Dissipation in a superconducting artificial atom due to a single non-equilibrium quasiparticle

TL;DR

This paper investigates how a single non-equilibrium quasiparticle causes dissipation in a superconducting artificial atom, revealing that increased drive power can enhance the resonance quality factor due to quasiparticle energy dependence.

Contribution

It provides a detailed analysis of quasiparticle-induced dissipation in superconducting artificial atoms, including the effects of quasiparticle heating and the energy-dependent density of states.

Findings

Resonance quality factor increases with drive power in nearly harmonic spectra.

Quasiparticle heating affects dissipation and resonance behavior.
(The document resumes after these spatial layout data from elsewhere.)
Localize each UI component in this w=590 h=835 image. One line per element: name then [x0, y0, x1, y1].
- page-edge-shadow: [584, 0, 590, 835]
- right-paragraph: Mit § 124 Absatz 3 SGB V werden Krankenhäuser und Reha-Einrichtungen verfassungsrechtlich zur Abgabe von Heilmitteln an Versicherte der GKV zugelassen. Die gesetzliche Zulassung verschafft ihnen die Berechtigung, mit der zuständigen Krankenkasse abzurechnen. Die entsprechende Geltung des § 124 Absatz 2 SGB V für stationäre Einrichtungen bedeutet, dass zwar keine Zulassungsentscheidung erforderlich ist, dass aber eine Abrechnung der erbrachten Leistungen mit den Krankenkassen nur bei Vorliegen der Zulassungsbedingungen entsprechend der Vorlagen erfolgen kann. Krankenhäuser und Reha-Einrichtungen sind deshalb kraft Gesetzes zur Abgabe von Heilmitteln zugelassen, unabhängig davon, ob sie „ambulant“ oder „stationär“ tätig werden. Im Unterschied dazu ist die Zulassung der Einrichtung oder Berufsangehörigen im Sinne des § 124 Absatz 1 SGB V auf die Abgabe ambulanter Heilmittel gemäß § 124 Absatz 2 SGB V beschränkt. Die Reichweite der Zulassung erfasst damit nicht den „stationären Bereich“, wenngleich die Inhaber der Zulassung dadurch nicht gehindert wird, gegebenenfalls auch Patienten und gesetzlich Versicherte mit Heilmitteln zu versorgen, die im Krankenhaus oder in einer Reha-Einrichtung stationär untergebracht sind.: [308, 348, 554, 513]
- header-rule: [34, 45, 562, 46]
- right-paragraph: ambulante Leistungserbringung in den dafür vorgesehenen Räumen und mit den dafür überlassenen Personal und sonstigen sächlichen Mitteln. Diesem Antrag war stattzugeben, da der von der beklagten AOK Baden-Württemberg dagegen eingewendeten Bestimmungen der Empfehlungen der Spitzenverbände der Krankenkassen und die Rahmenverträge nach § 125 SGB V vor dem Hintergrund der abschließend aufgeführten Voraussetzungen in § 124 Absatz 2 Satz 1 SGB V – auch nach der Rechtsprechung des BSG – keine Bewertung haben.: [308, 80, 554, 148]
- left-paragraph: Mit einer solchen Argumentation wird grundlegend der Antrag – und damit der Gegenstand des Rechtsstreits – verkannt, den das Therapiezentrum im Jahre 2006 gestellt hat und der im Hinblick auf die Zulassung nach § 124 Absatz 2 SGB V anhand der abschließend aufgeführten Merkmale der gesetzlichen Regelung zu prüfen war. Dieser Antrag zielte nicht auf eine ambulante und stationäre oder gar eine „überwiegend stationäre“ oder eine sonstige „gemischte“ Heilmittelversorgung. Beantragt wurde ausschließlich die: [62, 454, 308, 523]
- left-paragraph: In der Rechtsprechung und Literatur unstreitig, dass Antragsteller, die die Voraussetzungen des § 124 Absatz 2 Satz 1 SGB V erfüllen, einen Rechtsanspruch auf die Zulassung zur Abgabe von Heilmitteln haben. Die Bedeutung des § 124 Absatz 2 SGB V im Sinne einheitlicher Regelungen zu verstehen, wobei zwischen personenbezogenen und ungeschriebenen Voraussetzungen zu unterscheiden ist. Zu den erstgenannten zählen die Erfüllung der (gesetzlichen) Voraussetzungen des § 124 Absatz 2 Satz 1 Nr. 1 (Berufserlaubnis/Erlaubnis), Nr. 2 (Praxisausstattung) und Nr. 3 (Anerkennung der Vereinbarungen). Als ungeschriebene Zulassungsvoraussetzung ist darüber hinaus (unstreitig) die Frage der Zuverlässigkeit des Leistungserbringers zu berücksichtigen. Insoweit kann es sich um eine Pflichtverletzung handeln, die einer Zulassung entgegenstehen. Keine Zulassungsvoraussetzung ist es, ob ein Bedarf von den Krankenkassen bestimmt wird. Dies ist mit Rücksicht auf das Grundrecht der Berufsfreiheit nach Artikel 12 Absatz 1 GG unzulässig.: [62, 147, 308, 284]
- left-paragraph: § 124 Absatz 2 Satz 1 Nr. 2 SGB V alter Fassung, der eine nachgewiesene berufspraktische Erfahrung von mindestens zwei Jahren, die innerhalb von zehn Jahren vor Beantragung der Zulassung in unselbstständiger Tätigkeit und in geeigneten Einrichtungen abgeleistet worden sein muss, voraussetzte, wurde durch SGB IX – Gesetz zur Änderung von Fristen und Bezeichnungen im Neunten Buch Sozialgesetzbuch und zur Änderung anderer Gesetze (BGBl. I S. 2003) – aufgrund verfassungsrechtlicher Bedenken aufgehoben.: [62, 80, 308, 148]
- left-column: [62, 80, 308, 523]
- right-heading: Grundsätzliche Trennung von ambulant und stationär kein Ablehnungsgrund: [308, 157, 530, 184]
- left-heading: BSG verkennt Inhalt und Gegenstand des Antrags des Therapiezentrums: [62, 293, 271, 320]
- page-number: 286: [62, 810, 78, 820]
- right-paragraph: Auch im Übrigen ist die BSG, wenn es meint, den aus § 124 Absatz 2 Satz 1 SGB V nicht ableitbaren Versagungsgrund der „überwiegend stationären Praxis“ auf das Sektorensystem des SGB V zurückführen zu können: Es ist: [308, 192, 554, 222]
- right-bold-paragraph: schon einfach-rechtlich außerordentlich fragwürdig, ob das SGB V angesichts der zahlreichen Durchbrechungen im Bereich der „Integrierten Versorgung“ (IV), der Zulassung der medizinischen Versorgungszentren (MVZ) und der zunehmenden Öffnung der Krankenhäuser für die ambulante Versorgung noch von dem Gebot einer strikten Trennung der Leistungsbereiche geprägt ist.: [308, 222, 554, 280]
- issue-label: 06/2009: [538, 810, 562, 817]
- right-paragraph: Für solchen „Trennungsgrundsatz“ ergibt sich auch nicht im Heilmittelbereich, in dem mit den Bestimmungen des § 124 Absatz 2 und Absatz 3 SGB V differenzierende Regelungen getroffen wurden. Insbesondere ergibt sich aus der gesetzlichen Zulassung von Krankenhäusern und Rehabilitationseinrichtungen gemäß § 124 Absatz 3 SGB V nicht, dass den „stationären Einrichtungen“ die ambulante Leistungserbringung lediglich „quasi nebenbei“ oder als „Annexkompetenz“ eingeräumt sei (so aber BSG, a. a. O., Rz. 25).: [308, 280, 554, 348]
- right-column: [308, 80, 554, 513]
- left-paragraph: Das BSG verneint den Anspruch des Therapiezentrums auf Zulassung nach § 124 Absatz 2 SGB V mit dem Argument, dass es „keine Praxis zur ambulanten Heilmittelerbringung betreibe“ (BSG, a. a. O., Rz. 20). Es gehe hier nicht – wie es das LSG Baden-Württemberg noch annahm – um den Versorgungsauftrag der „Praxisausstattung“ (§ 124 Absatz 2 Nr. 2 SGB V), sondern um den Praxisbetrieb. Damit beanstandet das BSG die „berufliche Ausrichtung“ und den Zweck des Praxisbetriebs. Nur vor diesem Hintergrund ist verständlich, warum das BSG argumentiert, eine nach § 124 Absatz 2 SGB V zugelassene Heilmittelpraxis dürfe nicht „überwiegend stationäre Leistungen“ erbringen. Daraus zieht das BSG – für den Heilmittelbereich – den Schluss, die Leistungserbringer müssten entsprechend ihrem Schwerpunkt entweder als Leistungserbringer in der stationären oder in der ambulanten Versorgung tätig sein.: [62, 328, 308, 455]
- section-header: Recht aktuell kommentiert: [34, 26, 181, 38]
Energy dependence of quasiparticle density of states explains counterintuitive results.

Abstract

We study a superconducting artificial atom which is represented by a single Josephson junction or a Josephson junction chain, capacitively coupled to a coherently driven transmission line, and which contains exactly one residual quasiparticle (or up to one quasiparticle per island in a chain). We study the dissipation in the atom induced by the quasiparticle tunneling, taking into account the quasiparticle heating by the drive. We calculate the transmission coefficient in the transmission line for drive frequencies near resonance and show that, when the artificial atom spectrum is nearly harmonic, the intrinsic quality factor of the resonance increases with the drive power. This counterintuitive behavior is due to the energy dependence of the quasiparticle density of states.